"The maps we have obtained feature levels of resolution and sensitivity never achieved before, a milestone in modern cosmology", explains Andrea Zacchei, a researcher at the Osservatorio Astronomico of Trieste who, following Fabio Pasian, is now in charge of the entire data analysis of the LFI. "In a year's time the challenge will be even greater, as we will try to conclude the analysis of polarization data which may give us a few surprises regarding our comprehension of the Universe". The polarization is in fact the "direction" taken by the light, perpendicular to that in which it travels, that "remembers" very well the one that had been impressed on the Big Bang and it may therefore convey very important information.
"The observations carried out by Planck reveal with unprecedented exactness the imprint of the Big Bang on the fossil radiation. This the first time that man can look with such clearness at the origin of our Universe, in which we see the impact of forms of matter and energy still unknown today", adds Carlo Baccigalupi, a cosmologist at SISSA. "In order to comprehend Planck's data we still have to focus on the most mysterious part of the signal, in which we may look for space-time oscillations of cosmological dimension, and such information that may help identify the physical processes that occurred at the time of the Big Bang. A lot of work for scientists for many years to come". The task of Baccigalupi, alongside Luigi Danese, Francesca Perrotta and the SISSA group, is to extract the signal of the Big Bang and the main astrophysical emissions.
More in detail...
Planck is a satellite of the European Space Agency, designed to observe the Big Bang through the cosmic background radiation with unprecedented results.
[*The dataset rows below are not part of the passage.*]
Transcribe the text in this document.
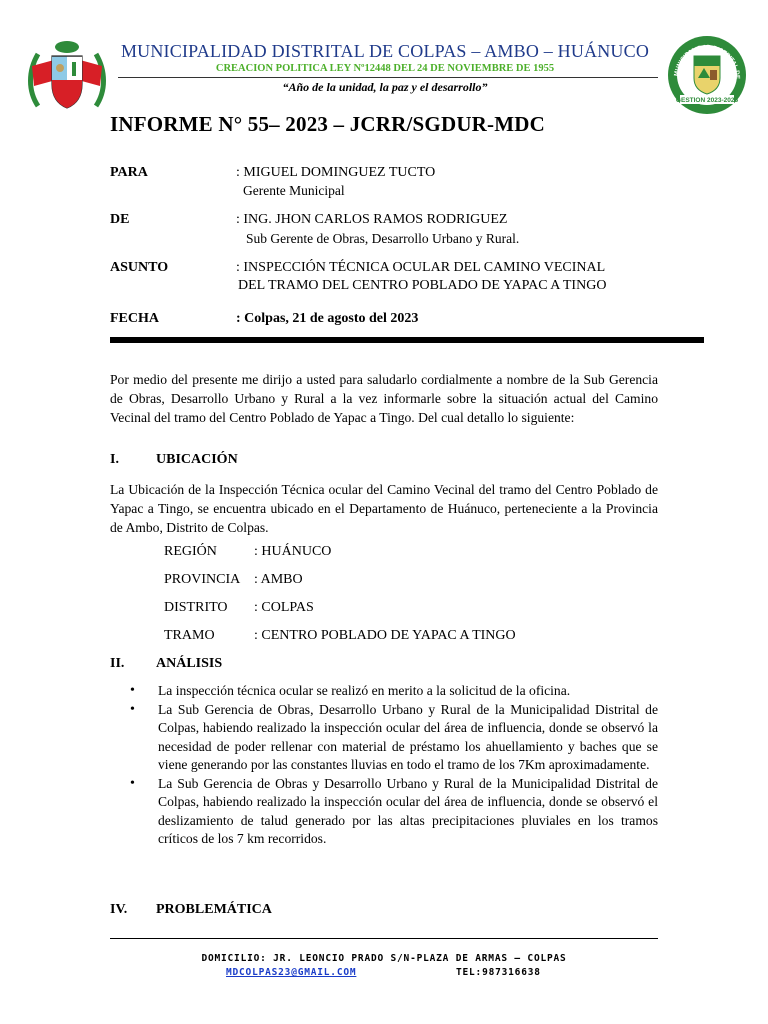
MUNICIPALIDAD DISTRITAL DE COLPAS – AMBO – HUÁNUCO
CREACION POLITICA LEY Nº12448 DEL 24 DE NOVIEMBRE DE 1955
“Año de la unidad, la paz y el desarrollo”
MUNICIPALIDAD DISTRITAL DE
GESTION 2023-2026
INFORME N° 55– 2023 – JCRR/SGDUR-MDC
PARA	: MIGUEL DOMINGUEZ TUCTO
Gerente Municipal
DE	: ING. JHON CARLOS RAMOS RODRIGUEZ
Sub Gerente de Obras, Desarrollo Urbano y Rural.
ASUNTO	: INSPECCIÓN TÉCNICA OCULAR DEL CAMINO VECINAL
DEL TRAMO DEL CENTRO POBLADO DE YAPAC A TINGO
FECHA	: Colpas, 21 de agosto del 2023
Por medio del presente me dirijo a usted para saludarlo cordialmente a nombre de la Sub Gerencia de Obras, Desarrollo Urbano y Rural a la vez informarle sobre la situación actual del Camino Vecinal del tramo del Centro Poblado de Yapac a Tingo. Del cual detallo lo siguiente:
I.	UBICACIÓN
La Ubicación de la Inspección Técnica ocular del Camino Vecinal del tramo del Centro Poblado de Yapac a Tingo, se encuentra ubicado en el Departamento de Huánuco, perteneciente a la Provincia de Ambo, Distrito de Colpas.
REGIÓN	: HUÁNUCO
PROVINCIA : AMBO
DISTRITO : COLPAS
TRAMO	: CENTRO POBLADO DE YAPAC A TINGO
II. ANÁLISIS

• La inspección técnica ocular se realizó en merito a la solicitud de la oficina.

• La Sub Gerencia de Obras, Desarrollo Urbano y Rural de la Municipalidad Distrital de Colpas, habiendo realizado la inspección ocular del área de influencia, donde se observó la necesidad de poder rellenar con material de préstamo los ahuellamiento y baches que se viene generando por las constantes lluvias en todo el tramo de los 7Km aproximadamente.

• La Sub Gerencia de Obras y Desarrollo Urbano y Rural de la Municipalidad Distrital de Colpas, habiendo realizado la inspección ocular del área de influencia, donde se observó el deslizamiento de talud generado por las altas precipitaciones pluviales en los tramos críticos de los 7 km recorridos.

IV. PROBLEMÁTICA
DOMICILIO: JR. LEONCIO PRADO S/N-PLAZA DE ARMAS – COLPAS
MDCOLPAS23@GMAIL.COM	TEL:987316638
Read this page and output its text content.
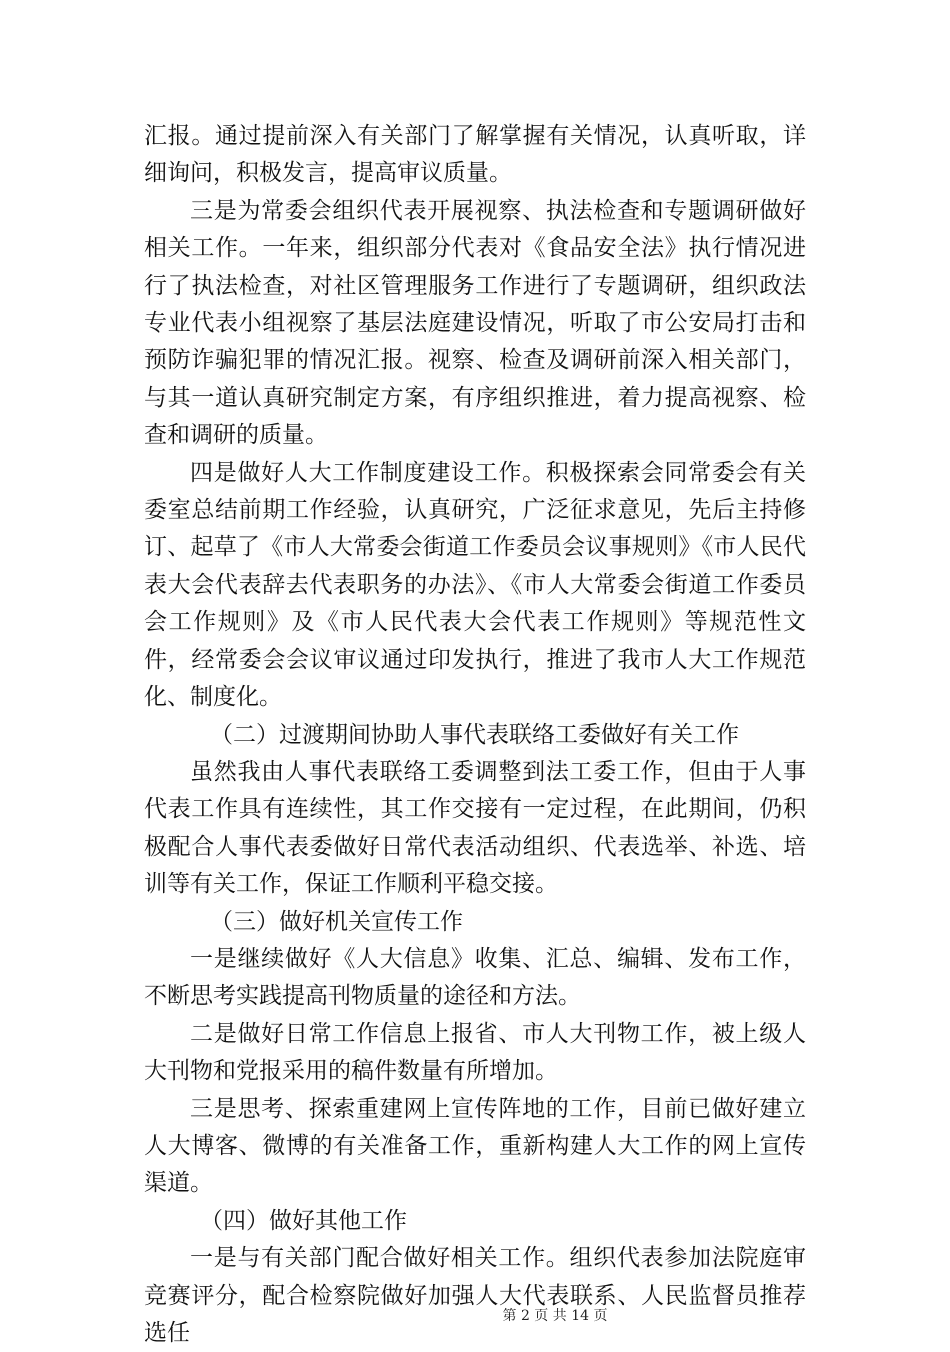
汇报。通过提前深入有关部门了解掌握有关情况，认真听取，详细询问，积极发言，提高审议质量。

三是为常委会组织代表开展视察、执法检查和专题调研做好相关工作。一年来，组织部分代表对《食品安全法》执行情况进行了执法检查，对社区管理服务工作进行了专题调研，组织政法专业代表小组视察了基层法庭建设情况，听取了市公安局打击和预防诈骗犯罪的情况汇报。视察、检查及调研前深入相关部门，与其一道认真研究制定方案，有序组织推进，着力提高视察、检查和调研的质量。

四是做好人大工作制度建设工作。积极探索会同常委会有关委室总结前期工作经验，认真研究，广泛征求意见，先后主持修订、起草了《市人大常委会街道工作委员会议事规则》《市人民代表大会代表辞去代表职务的办法》、《市人大常委会街道工作委员会工作规则》及《市人民代表大会代表工作规则》等规范性文件，经常委会会议审议通过印发执行，推进了我市人大工作规范化、制度化。

（二）过渡期间协助人事代表联络工委做好有关工作

虽然我由人事代表联络工委调整到法工委工作，但由于人事代表工作具有连续性，其工作交接有一定过程，在此期间，仍积极配合人事代表委做好日常代表活动组织、代表选举、补选、培训等有关工作，保证工作顺利平稳交接。

（三）做好机关宣传工作

一是继续做好《人大信息》收集、汇总、编辑、发布工作，不断思考实践提高刊物质量的途径和方法。

二是做好日常工作信息上报省、市人大刊物工作，被上级人大刊物和党报采用的稿件数量有所增加。

三是思考、探索重建网上宣传阵地的工作，目前已做好建立人大博客、微博的有关准备工作，重新构建人大工作的网上宣传渠道。

（四）做好其他工作

一是与有关部门配合做好相关工作。组织代表参加法院庭审竞赛评分，配合检察院做好加强人大代表联系、人民监督员推荐选任

第 2 页 共 14 页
Planned in the mid-90s, the satellite and the instruments it carries on board have been realized thanks to the huge effort of various European space agencies, while NASA created the cooling system.
Planck carries on board two instruments to observe the sky at several frequencies: the LFI (Low Frequency Instrument), under Italy's responsibility, which detects the radiation in the 30 to 70 GHz interval and the HFI (High Frequency Instrument), under France's responsibility, that observes it in the 100 to 857 GHz interval.
The analysis of the satellite-to-ground data has been carried out at two centers only in the world, Paris and Trieste. Trieste in particular, with SISSA, INAF-Osservatorio Astronomico and Università di Trieste, acts as the Data Processing Centre for the low-frequency instrument. In recent years about fifteen scientists from the three institutes have been collaborating zealously with continuous exchanges with the other Planck collaborators, that include the world's greatest experts in data analysis, computer science, cosmology and astrophysics, amounting to over 200 scientists and technicians.